North Carolina

Religions

The Church of England was the established church of colonial North Carolina but was never a dominant force among the early immigrants. Scottish Presbyterians settled in the upper Cape Fear Valley, and Scots-Irish Presbyterians occupied the piedmont after 1757. Lutheran Evangelical Reformed Germans later moved into the Yadkin and Catawba valleys of the same region. The Moravians, a German sect, founded the town of Salem (later merging with Winston to become Winston-Salem) in 1766 as the center of their utopian community at Wachovia. Methodist circuit riders and Separate Baptists missionaries won thousands of converts among blacks and whites, strengthening their appeal in the Great Revival of 1801. In the subsequent generation, a powerful evangelical consensus dominated popular culture. After the Civil War, blacks left the white congregations to found their own churches, but the overall strength of Protestantism persisted. When many North Carolinians left their farms at the end of the 19th century, they moved to mill villages that were well supplied with churches, often at the mill owners' expense.

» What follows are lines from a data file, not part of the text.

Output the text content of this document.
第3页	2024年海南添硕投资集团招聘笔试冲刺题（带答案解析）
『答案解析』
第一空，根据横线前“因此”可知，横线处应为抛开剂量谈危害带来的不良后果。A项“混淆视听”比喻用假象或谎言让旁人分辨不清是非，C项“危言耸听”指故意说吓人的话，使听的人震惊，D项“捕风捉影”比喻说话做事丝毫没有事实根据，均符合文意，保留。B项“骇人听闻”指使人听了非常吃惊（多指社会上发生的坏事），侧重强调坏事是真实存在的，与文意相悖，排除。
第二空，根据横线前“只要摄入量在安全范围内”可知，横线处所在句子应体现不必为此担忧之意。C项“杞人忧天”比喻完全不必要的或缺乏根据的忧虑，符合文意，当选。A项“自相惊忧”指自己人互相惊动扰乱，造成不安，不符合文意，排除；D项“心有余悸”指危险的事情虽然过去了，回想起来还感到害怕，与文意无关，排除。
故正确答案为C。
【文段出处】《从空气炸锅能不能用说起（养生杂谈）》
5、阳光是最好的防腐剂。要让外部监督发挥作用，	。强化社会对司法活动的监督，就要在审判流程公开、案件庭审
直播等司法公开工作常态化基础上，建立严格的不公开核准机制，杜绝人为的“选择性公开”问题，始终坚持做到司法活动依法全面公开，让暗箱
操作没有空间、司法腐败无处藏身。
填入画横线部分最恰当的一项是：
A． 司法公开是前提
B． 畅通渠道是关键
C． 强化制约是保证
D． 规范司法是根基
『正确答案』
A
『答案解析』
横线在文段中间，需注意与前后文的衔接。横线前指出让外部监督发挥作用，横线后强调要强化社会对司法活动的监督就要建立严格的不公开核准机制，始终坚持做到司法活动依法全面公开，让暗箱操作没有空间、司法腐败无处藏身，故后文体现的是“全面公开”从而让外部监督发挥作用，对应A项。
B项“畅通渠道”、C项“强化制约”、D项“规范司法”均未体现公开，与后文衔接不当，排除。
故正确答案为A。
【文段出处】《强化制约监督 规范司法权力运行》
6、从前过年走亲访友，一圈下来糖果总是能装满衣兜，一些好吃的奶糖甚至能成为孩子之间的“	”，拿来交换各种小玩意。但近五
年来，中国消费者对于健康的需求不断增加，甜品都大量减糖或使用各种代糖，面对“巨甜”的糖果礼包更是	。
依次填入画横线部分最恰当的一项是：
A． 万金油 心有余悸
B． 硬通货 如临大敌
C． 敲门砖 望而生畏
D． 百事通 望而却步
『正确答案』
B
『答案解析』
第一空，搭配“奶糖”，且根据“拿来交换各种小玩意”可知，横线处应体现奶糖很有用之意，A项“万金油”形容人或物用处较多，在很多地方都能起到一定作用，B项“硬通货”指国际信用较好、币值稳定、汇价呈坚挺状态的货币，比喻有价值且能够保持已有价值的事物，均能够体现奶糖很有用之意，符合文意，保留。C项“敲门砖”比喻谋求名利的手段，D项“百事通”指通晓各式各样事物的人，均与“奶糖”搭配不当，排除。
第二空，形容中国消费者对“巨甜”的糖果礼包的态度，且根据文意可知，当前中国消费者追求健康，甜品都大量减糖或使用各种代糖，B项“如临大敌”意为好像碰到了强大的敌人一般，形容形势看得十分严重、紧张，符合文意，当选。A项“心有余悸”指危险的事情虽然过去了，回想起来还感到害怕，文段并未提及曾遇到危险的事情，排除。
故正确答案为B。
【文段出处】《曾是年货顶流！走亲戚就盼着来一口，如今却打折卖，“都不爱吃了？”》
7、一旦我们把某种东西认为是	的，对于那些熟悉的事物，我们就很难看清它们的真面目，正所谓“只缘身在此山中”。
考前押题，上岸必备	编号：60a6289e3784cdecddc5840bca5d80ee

The majority of North Carolinians are Protestant. The churches of the Southern Baptist Convention reported 1,512,058 adherents in 2000; the United Methodist Church claimed 638,785; and the Presbyterian Church USA, 203,647. The next largest Protestant denominations were the Evangelical Lutheran Church in America, 88,830 adherents; the Church of God (Cleveland, Tennessee), 81,037; the Episcopal Church, 80,068; the United Church of Christ, 50,088; the International Pentecostal Holiness Church, 50,265; the Original Free Will Baptists, 46,020; Independent Charismatic Churches, 42,559; and the Church of Jesus Christ of Latter-Day Saints (Mormons) 40,936. In 2000, the state had 315,606 Roman Catholics, an estimated 25,545 Jews, and about 20,137 Muslims. There are still about 18,180 Moravians in the state. Over 4.3 million people (about 54.6% of the population) were not counted as members of any religious organization.